The structure of the frames of the underlying AMKES frame database layer are ideally suited for representation in XML, so XML is used as the format for exporting frames to text files and for importing them back in.

The XML tags identify the frames and their slots, and within each slot the name and the value. This means the actual slot names of a GEKO are not part of the tags, but are part of the contents. The results is GEKOs and frames of various design can all be read in or written out using the same XML tag set.

The import/export facility makes it easy to backup and restore archives, and allows GEKOs to be exported for use in other applications.

Inferencing in Java

At the heart of the knowledge representation of GEKOs are variables and rules that describe relationships between variables. These rules can be used directly for inferencing, and AMKES includes an inference browser for exploring the relationships between variables.

The inference browser presents the user with a list of variables in an archive, and the user can provide values for variables and can select a variable as a goal. The inference browser first see what rules can be fired for the given values, and then proceeds to look for rules that can be used to find a value for the goal variable. This leads to requirements for other variables in classic expert system backward chaining, and queries to the user when no rules can be found for a variable.

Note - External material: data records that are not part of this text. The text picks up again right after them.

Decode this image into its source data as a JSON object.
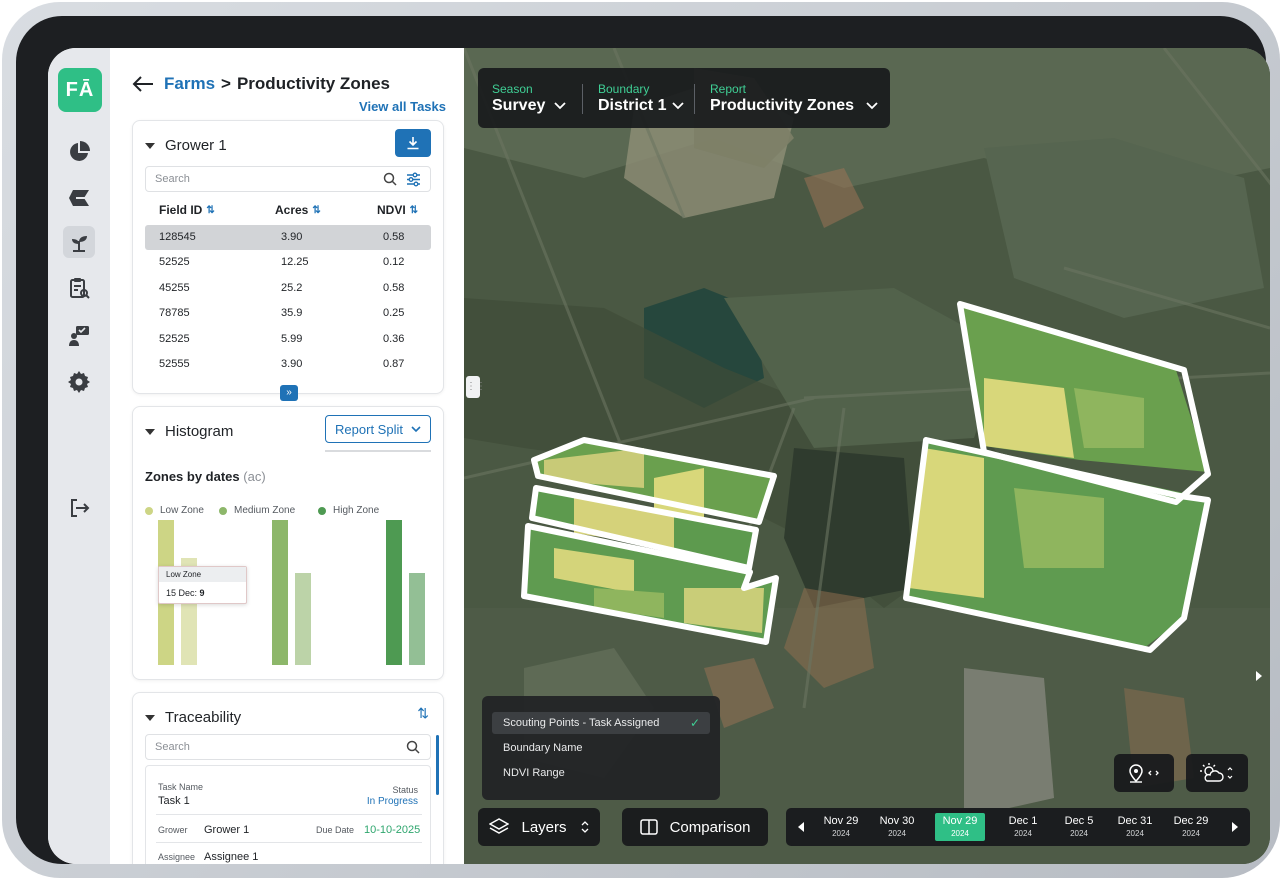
{
  "app": {
    "logo_text": "FĀ"
  },
  "rail": {
    "items": [
      {
        "icon": "pie-chart-icon"
      },
      {
        "icon": "field-layers-icon"
      },
      {
        "icon": "plant-icon",
        "active": true
      },
      {
        "icon": "report-clipboard-icon"
      },
      {
        "icon": "scout-chat-icon"
      },
      {
        "icon": "gear-icon"
      },
      {
        "icon": "logout-icon"
      }
    ]
  },
  "breadcrumb": {
    "parent": "Farms",
    "separator": ">",
    "current": "Productivity Zones"
  },
  "view_all_tasks": "View all Tasks",
  "grower": {
    "title": "Grower 1",
    "search_placeholder": "Search",
    "columns": [
      "Field ID",
      "Acres",
      "NDVI"
    ],
    "sort_glyph": "⇅",
    "rows": [
      {
        "field_id": "128545",
        "acres": "3.90",
        "ndvi": "0.58",
        "selected": true
      },
      {
        "field_id": "52525",
        "acres": "12.25",
        "ndvi": "0.12"
      },
      {
        "field_id": "45255",
        "acres": "25.2",
        "ndvi": "0.58"
      },
      {
        "field_id": "78785",
        "acres": "35.9",
        "ndvi": "0.25"
      },
      {
        "field_id": "52525",
        "acres": "5.99",
        "ndvi": "0.36"
      },
      {
        "field_id": "52555",
        "acres": "3.90",
        "ndvi": "0.87"
      }
    ],
    "expand_glyph": "»"
  },
  "histogram": {
    "title": "Histogram",
    "split_button": "Report Split",
    "zones_title": "Zones by dates",
    "zones_unit": "(ac)",
    "legend": [
      {
        "label": "Low Zone",
        "color": "#cdd585"
      },
      {
        "label": "Medium Zone",
        "color": "#8db76a"
      },
      {
        "label": "High Zone",
        "color": "#4e9a52"
      }
    ],
    "tooltip": {
      "title": "Low Zone",
      "label": "15 Dec:",
      "value": "9"
    }
  },
  "chart_data": {
    "type": "bar",
    "title": "Zones by dates",
    "ylabel": "(ac)",
    "series": [
      {
        "name": "Low Zone",
        "values": [
          12.1,
          8.9
        ]
      },
      {
        "name": "Medium Zone",
        "values": [
          12.1,
          7.7
        ]
      },
      {
        "name": "High Zone",
        "values": [
          12.1,
          7.7
        ]
      }
    ],
    "series_colors": [
      [
        "#cdd585",
        "#e0e4b5"
      ],
      [
        "#8db76a",
        "#bcd3a8"
      ],
      [
        "#4e9a52",
        "#93bf95"
      ]
    ],
    "ylim": [
      0,
      14
    ],
    "grid": false,
    "legend_position": "top-left"
  },
  "traceability": {
    "title": "Traceability",
    "search_placeholder": "Search",
    "task": {
      "task_name_label": "Task Name",
      "task_name": "Task 1",
      "status_label": "Status",
      "status": "In Progress",
      "grower_label": "Grower",
      "grower": "Grower 1",
      "due_label": "Due Date",
      "due_date": "10-10-2025",
      "assignee_label": "Assignee",
      "assignee": "Assignee 1"
    }
  },
  "map": {
    "filters": [
      {
        "label": "Season",
        "value": "Survey"
      },
      {
        "label": "Boundary",
        "value": "District 1"
      },
      {
        "label": "Report",
        "value": "Productivity Zones"
      }
    ],
    "layer_menu": [
      {
        "label": "Scouting Points - Task Assigned",
        "checked": true
      },
      {
        "label": "Boundary Name",
        "checked": false
      },
      {
        "label": "NDVI Range",
        "checked": false
      }
    ],
    "layers_button": "Layers",
    "comparison_button": "Comparison",
    "timeline": [
      {
        "date": "Nov 29",
        "year": "2024"
      },
      {
        "date": "Nov 30",
        "year": "2024"
      },
      {
        "date": "Nov 29",
        "year": "2024",
        "active": true
      },
      {
        "date": "Dec 1",
        "year": "2024"
      },
      {
        "date": "Dec 5",
        "year": "2024"
      },
      {
        "date": "Dec 31",
        "year": "2024"
      },
      {
        "date": "Dec 29",
        "year": "2024"
      }
    ],
    "zone_colors": {
      "low": "#d8d77a",
      "medium": "#8fb55e",
      "high": "#4f9a4c"
    }
  }
}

The inference browser is written in Java which is a clean language for implementing this type of code.

KRL and XML Parsing - JavaCC

Parsing is required for both reading the XML formats of frames and for reading the formal syntax of the knowledge representation used in GEKOs.

JavaCC was used for both. JavaCC is a very slick tool in the vein of YACC and LEX that makes implementing the parsing parts of an application easy and enjoyable. All of the time we lost trying to figure out firewall bugs in RMI was made up for and more by the ease with which parsers were generated where needed for AMKES.

Conclusion

Java has proven to be an enjoyable and very practical tool for building this complex Internet application. Other than the drawing of user interface widgets, and normal network delays, the performance has been more than adequate for the application, but it has yet to be pushed by either a large number of users or large archive of GEKOs.

One of the biggest benefits of the Java is the built-in support for interfaces, which has lead to a very clean organization of the separate components of the application. The interface architecture has already enabled two major changes to the software with very little side-effect impact. These are the change from sockets to RMI for network communication, and the addition of support for a local version of AMKES that puts the database directly on the client's machine.

In both cases, the change simply required building another implementation of the involved interfaces.

All of the Java support products used, including PSE/Pro from Object Store, and RMI, JavaCC and JFC from Sun have all worked extremely well given the youth of Java, as has Java itself. Programming is more fun today than it has been in years.